Serves: Makes ~2 medium loaves
Preparation and cooking time: ~3 hours
Calories: ~87 per slice
Hi everyone! For those of you who saw the photo I posted recently on my Facebook page and now wonder where the post is – fear not, I’m posting that shortly. It’s coming up in my next update in fact, but I wanted to post it on a specific day, and when you read my next installment you’ll understand why. For now though, you get to join me in my latest adventures with vegetable bread! I decided that these breads were too fun to not write about. Ever since my pumpkin bread post (real bread too… not this quick stuff) I’ve found the idea of different veggies in the breads very enticing, and while I had considered writing just the one, original post, as I try different vegetables (and perhaps fruits too one day), I thought that it would be very fun to show you the results from each attempt and evaluate each one, as the flavours and colours can vary so wildly. I do apologise if you find my incessant babbling on vegetable bread boring – there will likely be quite a few posts on the topic over the coming months, or even years. I’m an avid bread lover and could pretty much live off the stuff, but if you hate it, or get annoyed with my little series on the stuff don’t feel bad about skipping over these posts.
So, here we are today with beetroot. Loved by some, hated by others, I thought beetroot (or beets as they’re known to some) would be a wonderful thing to try inside bread. It has such a rich colour and delicate sweetness and I was eager to see how that would translate into a loaf. Well – the results were pleasing. Beetroot-haters – fear not, I think you can eat this bread without a care. The final flavour is not “beety” at all. The bread retains a slight sweetness, and a gorgeous earthy, almost malted, flavour. The colour of the bread is surprisingly “normal”, considering the pinkish hue of the dough – I was almost disappointed to see that it hadn’t kept on such a rich colour – only a slightly pink tinge to it – and it makes me wonder how other vegetables will fare: broccoli for example. Will it remain green or simply turn brown?
I originally used a little too much yeast. I was concerned that the beetroot purée, which was very thick, might cause problems with the raising of the dough. As a result the bread was a little yeasty in flavour, although the purée made no impact on the raising process, and I’ve corrected the amount in the ingredients below. The texture of the finished bread was surprising too. It was very springy and airy – much more so than the pumpkin bread before.

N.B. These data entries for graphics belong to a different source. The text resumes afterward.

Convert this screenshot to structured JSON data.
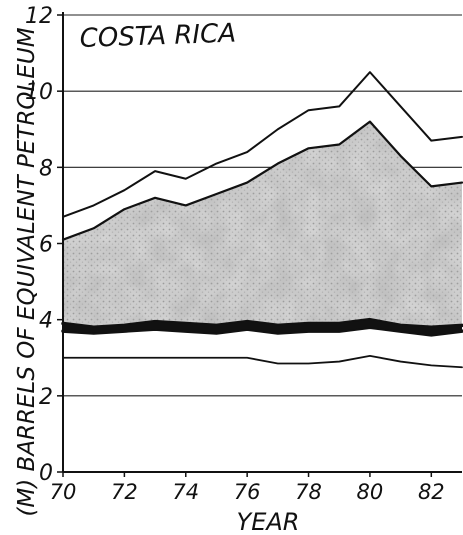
{
  "chart_data": {
    "type": "area",
    "title": "COSTA RICA",
    "xlabel": "YEAR",
    "ylabel": "(M) BARRELS OF EQUIVALENT PETROLEUM",
    "xlim": [
      70,
      83
    ],
    "ylim": [
      0,
      12
    ],
    "x_ticks": [
      70,
      72,
      74,
      76,
      78,
      80,
      82
    ],
    "y_ticks": [
      0,
      2,
      4,
      6,
      8,
      10,
      12
    ],
    "grid": "horizontal",
    "x": [
      70,
      71,
      72,
      73,
      74,
      75,
      76,
      77,
      78,
      79,
      80,
      81,
      82,
      83
    ],
    "series": [
      {
        "values": [
          6.7,
          7.0,
          7.4,
          7.9,
          7.7,
          8.1,
          8.4,
          9.0,
          9.5,
          9.6,
          10.5,
          9.6,
          8.7,
          8.8
        ]
      },
      {
        "values": [
          6.1,
          6.4,
          6.9,
          7.2,
          7.0,
          7.3,
          7.6,
          8.1,
          8.5,
          8.6,
          9.2,
          8.3,
          7.5,
          7.6
        ]
      },
      {
        "values": [
          3.9,
          3.8,
          3.85,
          3.95,
          3.9,
          3.85,
          3.95,
          3.85,
          3.9,
          3.9,
          4.0,
          3.85,
          3.8,
          3.85
        ]
      },
      {
        "values": [
          3.7,
          3.65,
          3.7,
          3.75,
          3.7,
          3.65,
          3.75,
          3.65,
          3.7,
          3.7,
          3.8,
          3.7,
          3.6,
          3.7
        ]
      },
      {
        "values": [
          3.0,
          3.0,
          3.0,
          3.0,
          3.0,
          3.0,
          3.0,
          2.85,
          2.85,
          2.9,
          3.05,
          2.9,
          2.8,
          2.75
        ]
      }
    ]
  }
}
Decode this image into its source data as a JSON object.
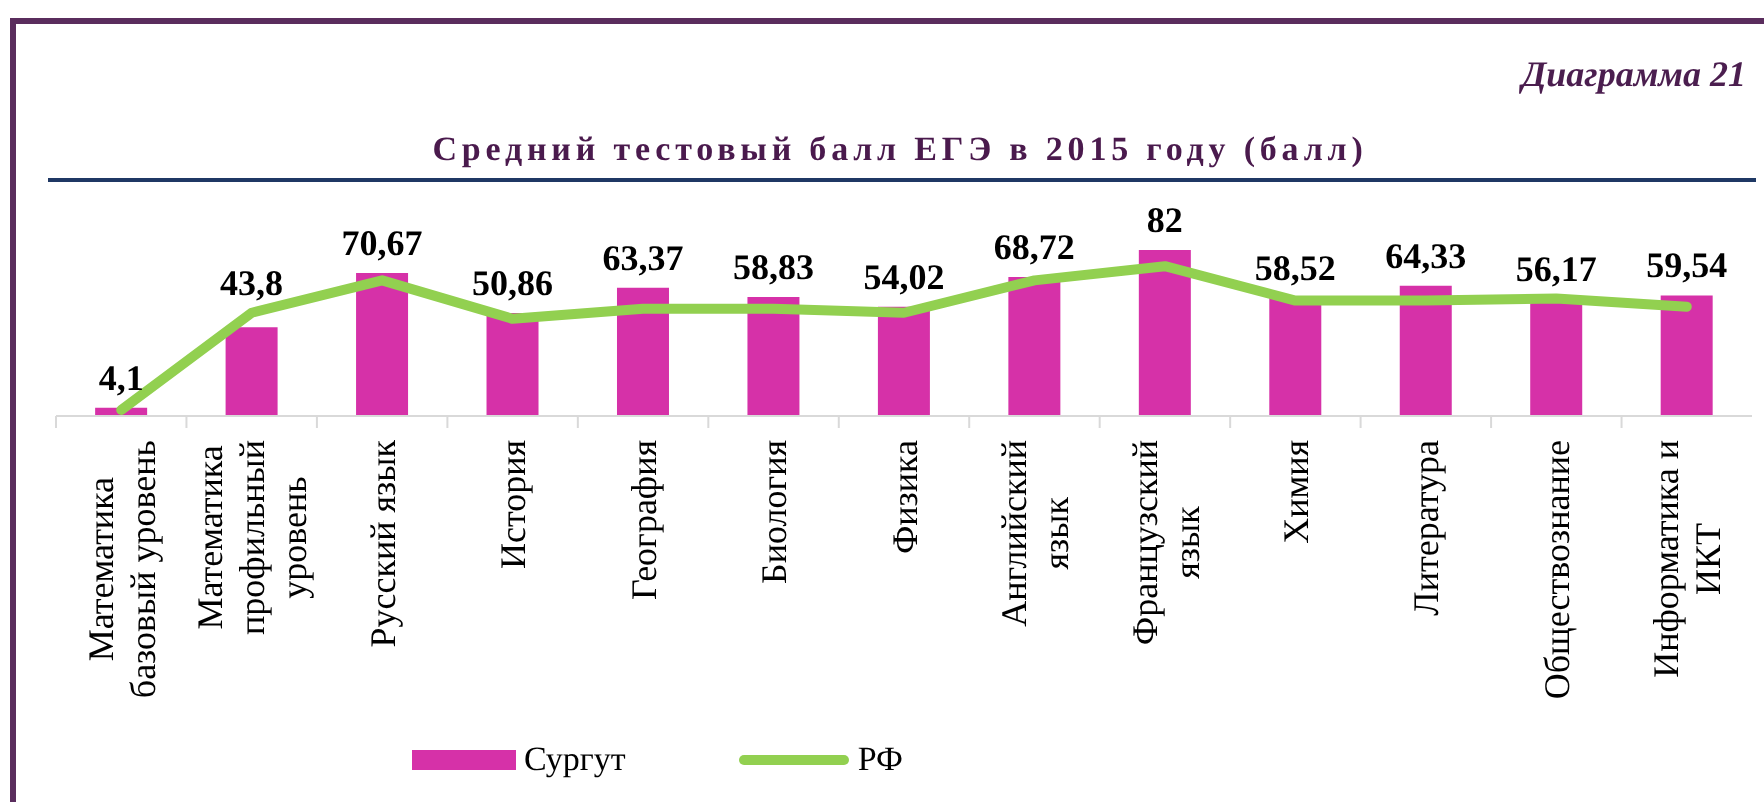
{
  "chart_data": {
    "type": "bar",
    "title": "Средний тестовый балл ЕГЭ в 2015 году (балл)",
    "annotations": [
      "Диаграмма 21"
    ],
    "categories": [
      "Математика базовый уровень",
      "Математика профильный уровень",
      "Русский язык",
      "История",
      "География",
      "Биология",
      "Физика",
      "Английский язык",
      "Французский язык",
      "Химия",
      "Литература",
      "Обществознание",
      "Информатика и ИКТ"
    ],
    "series": [
      {
        "name": "Сургут",
        "color": "#d631a8",
        "values": [
          4.1,
          43.8,
          70.67,
          50.86,
          63.37,
          58.83,
          54.02,
          68.72,
          82,
          58.52,
          64.33,
          56.17,
          59.54
        ],
        "value_labels": [
          "4,1",
          "43,8",
          "70,67",
          "50,86",
          "63,37",
          "58,83",
          "54,02",
          "68,72",
          "82",
          "58,52",
          "64,33",
          "56,17",
          "59,54"
        ]
      },
      {
        "name": "РФ",
        "type": "line",
        "color": "#92d050",
        "values": [
          3,
          51,
          67,
          48,
          53,
          53,
          51,
          67,
          74,
          57,
          57,
          58,
          54
        ]
      }
    ],
    "legend": "bottom"
  }
}
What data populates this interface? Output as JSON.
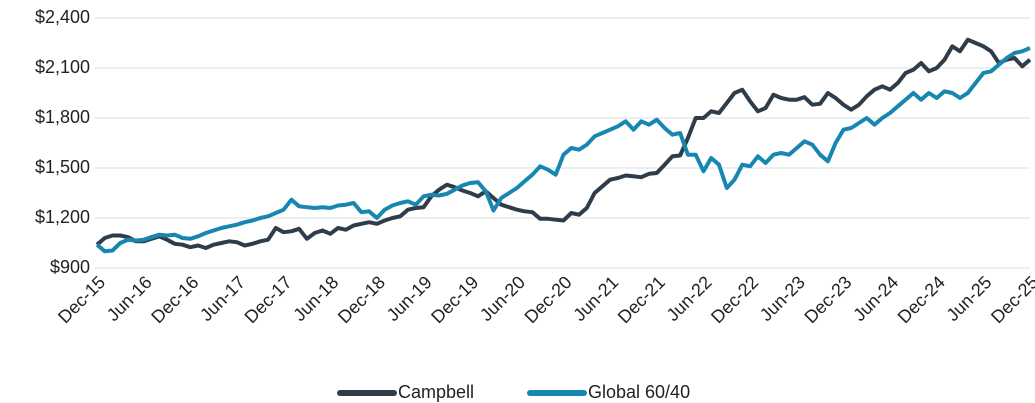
{
  "chart_data": {
    "type": "line",
    "categories": [
      "Dec-15",
      null,
      null,
      null,
      null,
      null,
      "Jun-16",
      null,
      null,
      null,
      null,
      null,
      "Dec-16",
      null,
      null,
      null,
      null,
      null,
      "Jun-17",
      null,
      null,
      null,
      null,
      null,
      "Dec-17",
      null,
      null,
      null,
      null,
      null,
      "Jun-18",
      null,
      null,
      null,
      null,
      null,
      "Dec-18",
      null,
      null,
      null,
      null,
      null,
      "Jun-19",
      null,
      null,
      null,
      null,
      null,
      "Dec-19",
      null,
      null,
      null,
      null,
      null,
      "Jun-20",
      null,
      null,
      null,
      null,
      null,
      "Dec-20",
      null,
      null,
      null,
      null,
      null,
      "Jun-21",
      null,
      null,
      null,
      null,
      null,
      "Dec-21",
      null,
      null,
      null,
      null,
      null,
      "Jun-22",
      null,
      null,
      null,
      null,
      null,
      "Dec-22",
      null,
      null,
      null,
      null,
      null,
      "Jun-23",
      null,
      null,
      null,
      null,
      null,
      "Dec-23",
      null,
      null,
      null,
      null,
      null,
      "Jun-24",
      null,
      null,
      null,
      null,
      null,
      "Dec-24",
      null,
      null,
      null,
      null,
      null,
      "Jun-25",
      null,
      null,
      null,
      null,
      null,
      "Dec-25"
    ],
    "series": [
      {
        "name": "Campbell",
        "color": "#2f3d4b",
        "values": [
          1040,
          1080,
          1095,
          1095,
          1085,
          1060,
          1060,
          1075,
          1090,
          1070,
          1045,
          1040,
          1025,
          1035,
          1020,
          1040,
          1050,
          1060,
          1055,
          1035,
          1045,
          1060,
          1070,
          1140,
          1115,
          1120,
          1135,
          1075,
          1110,
          1125,
          1105,
          1140,
          1130,
          1155,
          1165,
          1175,
          1165,
          1185,
          1200,
          1210,
          1250,
          1260,
          1265,
          1330,
          1370,
          1400,
          1385,
          1365,
          1350,
          1330,
          1360,
          1320,
          1280,
          1265,
          1250,
          1240,
          1235,
          1195,
          1195,
          1190,
          1185,
          1230,
          1220,
          1260,
          1350,
          1390,
          1430,
          1440,
          1455,
          1450,
          1445,
          1465,
          1470,
          1520,
          1570,
          1575,
          1680,
          1800,
          1800,
          1840,
          1830,
          1890,
          1950,
          1970,
          1900,
          1840,
          1860,
          1940,
          1920,
          1910,
          1910,
          1925,
          1880,
          1885,
          1950,
          1920,
          1880,
          1850,
          1880,
          1930,
          1970,
          1990,
          1970,
          2010,
          2070,
          2090,
          2130,
          2080,
          2100,
          2150,
          2230,
          2200,
          2270,
          2250,
          2230,
          2200,
          2130,
          2150,
          2160,
          2110,
          2150
        ]
      },
      {
        "name": "Global 60/40",
        "color": "#1787b1",
        "values": [
          1040,
          1000,
          1005,
          1050,
          1070,
          1065,
          1070,
          1085,
          1100,
          1095,
          1100,
          1080,
          1075,
          1090,
          1110,
          1125,
          1140,
          1150,
          1160,
          1175,
          1185,
          1200,
          1210,
          1230,
          1250,
          1310,
          1270,
          1265,
          1260,
          1265,
          1260,
          1275,
          1280,
          1290,
          1235,
          1240,
          1200,
          1250,
          1275,
          1290,
          1300,
          1280,
          1330,
          1340,
          1335,
          1345,
          1370,
          1395,
          1410,
          1415,
          1360,
          1245,
          1320,
          1350,
          1380,
          1420,
          1460,
          1510,
          1490,
          1460,
          1580,
          1620,
          1610,
          1640,
          1690,
          1710,
          1730,
          1750,
          1780,
          1730,
          1780,
          1760,
          1790,
          1740,
          1700,
          1710,
          1580,
          1580,
          1480,
          1560,
          1520,
          1380,
          1430,
          1520,
          1510,
          1570,
          1530,
          1580,
          1590,
          1580,
          1620,
          1660,
          1640,
          1580,
          1540,
          1650,
          1730,
          1740,
          1770,
          1800,
          1760,
          1800,
          1830,
          1870,
          1910,
          1950,
          1910,
          1950,
          1920,
          1960,
          1950,
          1920,
          1950,
          2010,
          2070,
          2080,
          2120,
          2160,
          2190,
          2200,
          2220
        ]
      }
    ],
    "ylim": [
      900,
      2400
    ],
    "yticks": [
      {
        "value": 900,
        "label": "$900"
      },
      {
        "value": 1200,
        "label": "$1,200"
      },
      {
        "value": 1500,
        "label": "$1,500"
      },
      {
        "value": 1800,
        "label": "$1,800"
      },
      {
        "value": 2100,
        "label": "$2,100"
      },
      {
        "value": 2400,
        "label": "$2,400"
      }
    ],
    "grid": true,
    "legend": "bottom"
  }
}
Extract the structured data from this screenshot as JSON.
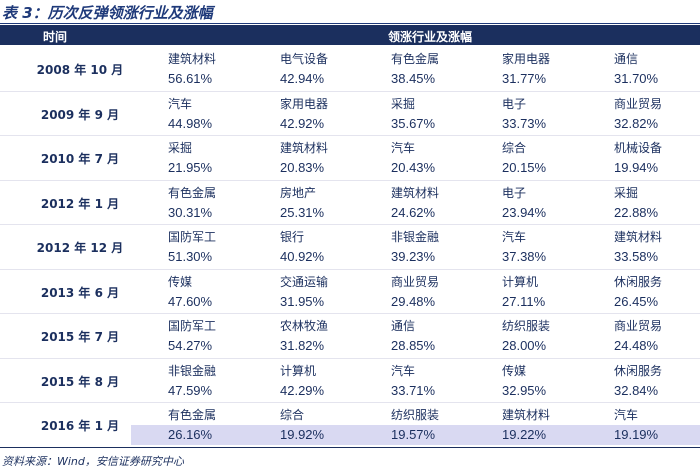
{
  "title": "表 3：历次反弹领涨行业及涨幅",
  "header": {
    "time": "时间",
    "leaders": "领涨行业及涨幅"
  },
  "rows": [
    {
      "date": "2008 年 10 月",
      "items": [
        {
          "name": "建筑材料",
          "value": "56.61%"
        },
        {
          "name": "电气设备",
          "value": "42.94%"
        },
        {
          "name": "有色金属",
          "value": "38.45%"
        },
        {
          "name": "家用电器",
          "value": "31.77%"
        },
        {
          "name": "通信",
          "value": "31.70%"
        }
      ]
    },
    {
      "date": "2009 年 9 月",
      "items": [
        {
          "name": "汽车",
          "value": "44.98%"
        },
        {
          "name": "家用电器",
          "value": "42.92%"
        },
        {
          "name": "采掘",
          "value": "35.67%"
        },
        {
          "name": "电子",
          "value": "33.73%"
        },
        {
          "name": "商业贸易",
          "value": "32.82%"
        }
      ]
    },
    {
      "date": "2010 年 7 月",
      "items": [
        {
          "name": "采掘",
          "value": "21.95%"
        },
        {
          "name": "建筑材料",
          "value": "20.83%"
        },
        {
          "name": "汽车",
          "value": "20.43%"
        },
        {
          "name": "综合",
          "value": "20.15%"
        },
        {
          "name": "机械设备",
          "value": "19.94%"
        }
      ]
    },
    {
      "date": "2012 年 1 月",
      "items": [
        {
          "name": "有色金属",
          "value": "30.31%"
        },
        {
          "name": "房地产",
          "value": "25.31%"
        },
        {
          "name": "建筑材料",
          "value": "24.62%"
        },
        {
          "name": "电子",
          "value": "23.94%"
        },
        {
          "name": "采掘",
          "value": "22.88%"
        }
      ]
    },
    {
      "date": "2012 年 12 月",
      "items": [
        {
          "name": "国防军工",
          "value": "51.30%"
        },
        {
          "name": "银行",
          "value": "40.92%"
        },
        {
          "name": "非银金融",
          "value": "39.23%"
        },
        {
          "name": "汽车",
          "value": "37.38%"
        },
        {
          "name": "建筑材料",
          "value": "33.58%"
        }
      ]
    },
    {
      "date": "2013 年 6 月",
      "items": [
        {
          "name": "传媒",
          "value": "47.60%"
        },
        {
          "name": "交通运输",
          "value": "31.95%"
        },
        {
          "name": "商业贸易",
          "value": "29.48%"
        },
        {
          "name": "计算机",
          "value": "27.11%"
        },
        {
          "name": "休闲服务",
          "value": "26.45%"
        }
      ]
    },
    {
      "date": "2015 年 7 月",
      "items": [
        {
          "name": "国防军工",
          "value": "54.27%"
        },
        {
          "name": "农林牧渔",
          "value": "31.82%"
        },
        {
          "name": "通信",
          "value": "28.85%"
        },
        {
          "name": "纺织服装",
          "value": "28.00%"
        },
        {
          "name": "商业贸易",
          "value": "24.48%"
        }
      ]
    },
    {
      "date": "2015 年 8 月",
      "items": [
        {
          "name": "非银金融",
          "value": "47.59%"
        },
        {
          "name": "计算机",
          "value": "42.29%"
        },
        {
          "name": "汽车",
          "value": "33.71%"
        },
        {
          "name": "传媒",
          "value": "32.95%"
        },
        {
          "name": "休闲服务",
          "value": "32.84%"
        }
      ]
    },
    {
      "date": "2016 年 1 月",
      "items": [
        {
          "name": "有色金属",
          "value": "26.16%"
        },
        {
          "name": "综合",
          "value": "19.92%"
        },
        {
          "name": "纺织服装",
          "value": "19.57%"
        },
        {
          "name": "建筑材料",
          "value": "19.22%"
        },
        {
          "name": "汽车",
          "value": "19.19%"
        }
      ]
    }
  ],
  "source": "资料来源：Wind，安信证券研究中心"
}
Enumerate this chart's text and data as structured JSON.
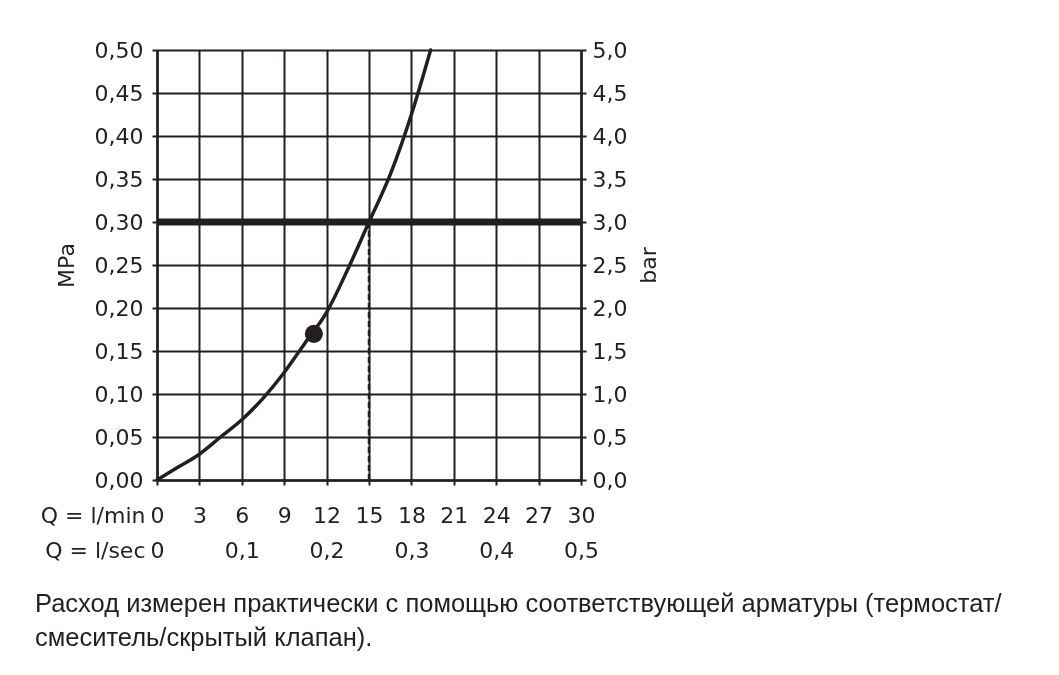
{
  "chart_data": {
    "type": "line",
    "xlabel": "Q = l/min",
    "ylabel": "MPa",
    "y2label": "bar",
    "x2label": "Q = l/sec",
    "annotations": [
      "Расход измерен практически с помощью соответствующей арматуры (термостат/смеситель/скрытый клапан)."
    ],
    "series": [
      {
        "color": "#231f20",
        "x": [
          0,
          1.5,
          3,
          4.5,
          6,
          7.5,
          9,
          10.5,
          12,
          13.5,
          15,
          16.5,
          18,
          19.36
        ],
        "values": [
          0,
          0.015,
          0.03,
          0.05,
          0.07,
          0.095,
          0.125,
          0.16,
          0.195,
          0.245,
          0.3,
          0.355,
          0.425,
          0.5
        ]
      },
      {
        "type": "scatter",
        "color": "#231f20",
        "marker": "circle",
        "x": [
          11.1
        ],
        "values": [
          0.17
        ]
      }
    ],
    "xlim": [
      0,
      30
    ],
    "xticks": [
      0,
      3,
      6,
      9,
      12,
      15,
      18,
      21,
      24,
      27,
      30
    ],
    "ylim": [
      0,
      0.5
    ],
    "yticks": [
      {
        "value": 0,
        "label": "0,00"
      },
      {
        "value": 0.05,
        "label": "0,05"
      },
      {
        "value": 0.1,
        "label": "0,10"
      },
      {
        "value": 0.15,
        "label": "0,15"
      },
      {
        "value": 0.2,
        "label": "0,20"
      },
      {
        "value": 0.25,
        "label": "0,25"
      },
      {
        "value": 0.3,
        "label": "0,30"
      },
      {
        "value": 0.35,
        "label": "0,35"
      },
      {
        "value": 0.4,
        "label": "0,40"
      },
      {
        "value": 0.45,
        "label": "0,45"
      },
      {
        "value": 0.5,
        "label": "0,50"
      }
    ],
    "x2lim": [
      0,
      0.5
    ],
    "x2ticks": [
      0,
      {
        "value": 0.1,
        "label": "0,1"
      },
      {
        "value": 0.2,
        "label": "0,2"
      },
      {
        "value": 0.3,
        "label": "0,3"
      },
      {
        "value": 0.4,
        "label": "0,4"
      },
      {
        "value": 0.5,
        "label": "0,5"
      }
    ],
    "y2lim": [
      0,
      5
    ],
    "y2ticks": [
      {
        "value": 0,
        "label": "0,0"
      },
      {
        "value": 0.5,
        "label": "0,5"
      },
      {
        "value": 1,
        "label": "1,0"
      },
      {
        "value": 1.5,
        "label": "1,5"
      },
      {
        "value": 2,
        "label": "2,0"
      },
      {
        "value": 2.5,
        "label": "2,5"
      },
      {
        "value": 3,
        "label": "3,0"
      },
      {
        "value": 3.5,
        "label": "3,5"
      },
      {
        "value": 4,
        "label": "4,0"
      },
      {
        "value": 4.5,
        "label": "4,5"
      },
      {
        "value": 5,
        "label": "5,0"
      }
    ],
    "ref_lines": [
      {
        "axis": "y",
        "value": 0.3,
        "color": "#231f20"
      },
      {
        "axis": "x",
        "value": 15,
        "line_style": "dashed",
        "color": "#231f20"
      }
    ],
    "grid": true
  }
}
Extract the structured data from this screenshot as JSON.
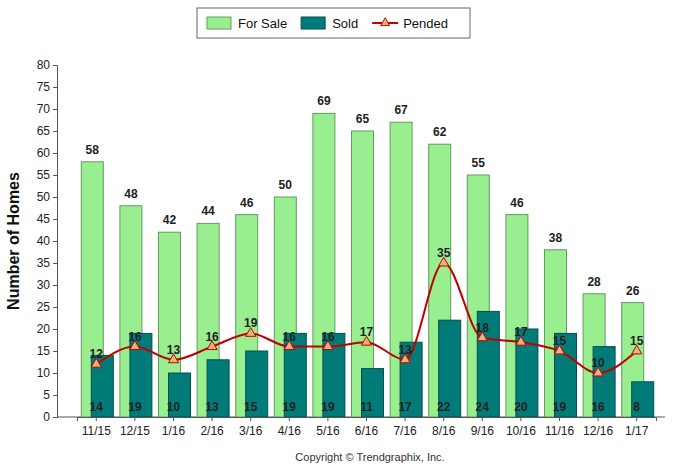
{
  "chart_data": {
    "type": "bar",
    "categories": [
      "11/15",
      "12/15",
      "1/16",
      "2/16",
      "3/16",
      "4/16",
      "5/16",
      "6/16",
      "7/16",
      "8/16",
      "9/16",
      "10/16",
      "11/16",
      "12/16",
      "1/17"
    ],
    "series": [
      {
        "name": "For Sale",
        "type": "bar",
        "color": "#99ee90",
        "values": [
          58,
          48,
          42,
          44,
          46,
          50,
          69,
          65,
          67,
          62,
          55,
          46,
          38,
          28,
          26
        ]
      },
      {
        "name": "Sold",
        "type": "bar",
        "color": "#007b78",
        "values": [
          14,
          19,
          10,
          13,
          15,
          19,
          19,
          11,
          17,
          22,
          24,
          20,
          19,
          16,
          8
        ]
      },
      {
        "name": "Pended",
        "type": "line",
        "color": "#c00000",
        "marker": "triangle",
        "values": [
          12,
          16,
          13,
          16,
          19,
          16,
          16,
          17,
          13,
          35,
          18,
          17,
          15,
          10,
          15
        ]
      }
    ],
    "ylabel": "Number of Homes",
    "ylim": [
      0,
      80
    ],
    "yticks": [
      0,
      5,
      10,
      15,
      20,
      25,
      30,
      35,
      40,
      45,
      50,
      55,
      60,
      65,
      70,
      75,
      80
    ],
    "grid": false,
    "legend": "top",
    "data_labels": true,
    "annotations": [
      "Copyright © Trendgraphix, Inc."
    ]
  }
}
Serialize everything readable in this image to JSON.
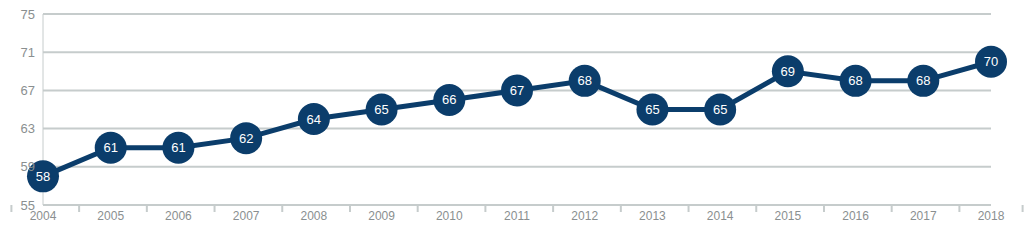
{
  "chart_data": {
    "type": "line",
    "categories": [
      "2004",
      "2005",
      "2006",
      "2007",
      "2008",
      "2009",
      "2010",
      "2011",
      "2012",
      "2013",
      "2014",
      "2015",
      "2016",
      "2017",
      "2018"
    ],
    "values": [
      58,
      61,
      61,
      62,
      64,
      65,
      66,
      67,
      68,
      65,
      65,
      69,
      68,
      68,
      70
    ],
    "color": "#0b3d6b",
    "ylim": [
      55,
      75
    ],
    "yticks": [
      55,
      59,
      63,
      67,
      71,
      75
    ],
    "grid": true,
    "marker": "circle",
    "data_labels": true
  }
}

I never got around to it as bread seems to vanish in my house, but this is the perfect kind of bread to make a sandwich out of. Nice bit of roast beef, some horseradish sauce, lettuce, sliced tomato, and some slices of decent cheddar – the flavours would complement each other very well. Anyway – I’ll be back in a few days with something yummy and I wish you all an excellent remainder of the week!
- 500g plain Flour
- ~400g Beetroot, boiled until soft and then puréed
- 3tbsps Olive Oil
- ~20g Dried Yeast
- 2tbsps Sugar
- 2tsps Salt
You will also need
- An Immersion Blender
- If your yeast is not quick acting, then start off by placing the yeast into a bowl. Add in a couple of tablespoons of beetroot purée and a few tablespoons of warm water and mix together well. Set aside for 15 minutes until the yeast mixture starts to foam on top. If you’re using quick acting yeast then you can add the yeast directly into the flour and thus skip this step.
- Place the flour, sugar, salt, and olive oil (and the yeast if you’re using quick acting yeast) into a large bowl and blend together well using a balloon whisk. Make a well in the centre and pour in the beetroot purée, which should ideally be slightly warm, and the prepared yeast, if you followed step 1. Mix well with a wooden spoon. You should have a manageable dough but if for any reason the dough is very dry or wet, don’t hesitate to add additional water or flour to correct it. Once you have a good dough, turn out onto a floured surface and knead well for a good 10 minutes before returning to the bowl. Cover with a clean cloth and leave in a warm place for 1 – 1.5 hours to rise.
- Once the dough has risen once, punch it down and turn out of the bowl. Divide into two and form loaves with the dough portions. Slash the tops with a sharp knife and cover once more. Allow to rise again for 45 – 60 minutes, and meanwhile preheat your oven to 220 degrees Celsius. Carefully transfer the risen loaves into the hot oven and bake for 20 – 25 minutes, until they are crusty and sound hollow when tapped on the bottom. Allow to cool and enjoy!